Aaron Harrison can't seem to decide if he's a slasher or a shooter, oscillating from 10 or more free-throw attempts in one game to two or fewer the next. The Harrison brother who was supposed to be the better shooter has made more than one three-pointer in just three games this season.
Meanwhile, Andrew Harrison has as many games with three or more assists as he has games with three or more turnovers, tallying seven in each category. It's been nice of him to consistently score between seven and 17 points in each game, but he needs to get more consistent with his ball control and court vision.
Throughout the last two games, though, James Young has emerged as a monster.
Young has back-to-back double-doubles after recording more than six rebounds just once in Kentucky's first 12 games. After averaging 1.7 assists and 0.7 steals throughout the first 12 games, he has averaged 4.5 and 1.5, respectively, in the last two contests.
Forget about double-teaming Randle. It might be about time to start considering a box-and-one defense against Young.

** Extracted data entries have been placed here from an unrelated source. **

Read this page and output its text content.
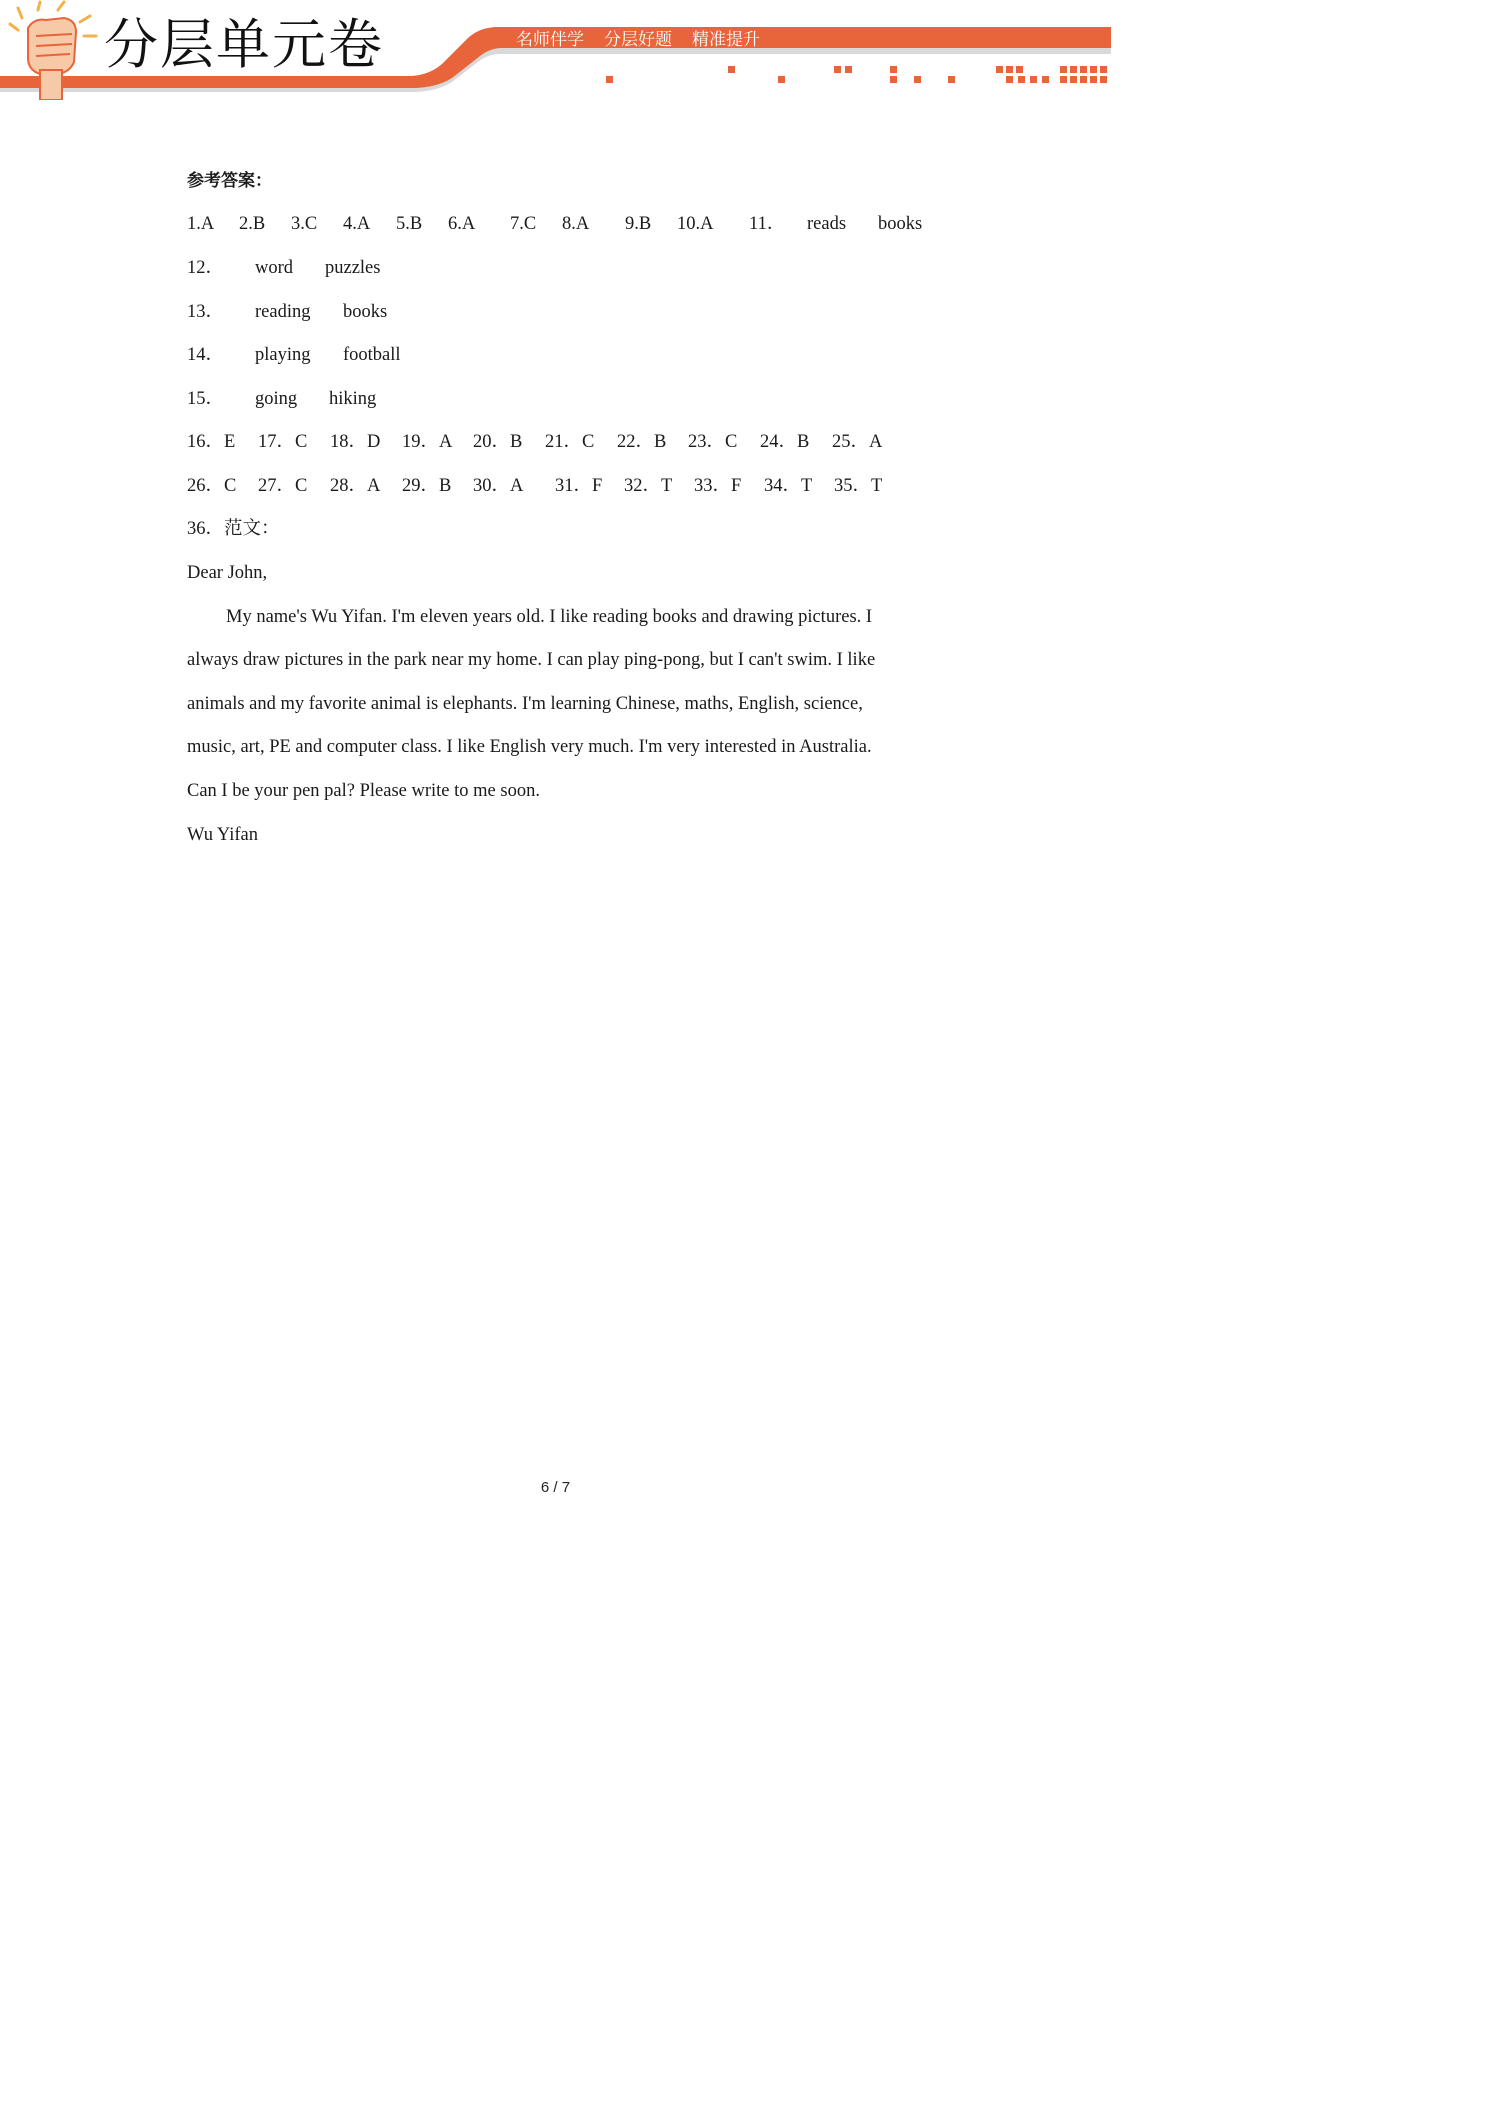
分层单元卷	名师伴学 分层好题 精准提升
参考答案：
1.A 2.B 3.C 4.A 5.B 6.A 7.C 8.A 9.B 10.A 11． reads books
12． word puzzles
13． reading books
14． playing football
15． going hiking
16．E 17．C 18．D 19．A 20．B 21．C 22．B 23．C 24．B 25．A
26．C 27．C 28．A 29．B 30．A 31．F 32．T 33．F 34．T 35．T
36．范文：
Dear John,
My name's Wu Yifan. I'm eleven years old. I like reading books and drawing pictures. I
always draw pictures in the park near my home. I can play ping-pong, but I can't swim. I like
animals and my favorite animal is elephants. I'm learning Chinese, maths, English, science,
music, art, PE and computer class. I like English very much. I'm very interested in Australia.
Can I be your pen pal? Please write to me soon.
Wu Yifan
6 / 7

This team is still finding its legs, but it looks much more cohesive than it did a few weeks ago.
If they are finally putting it all together, pray tell, when will the Wildcats lose another game? The season finale at Florida might be a loss, but that's still two months away. If they win 16 straight games between now and then, they'll almost certainly make the transition from No. 14 back to the top spot in the country.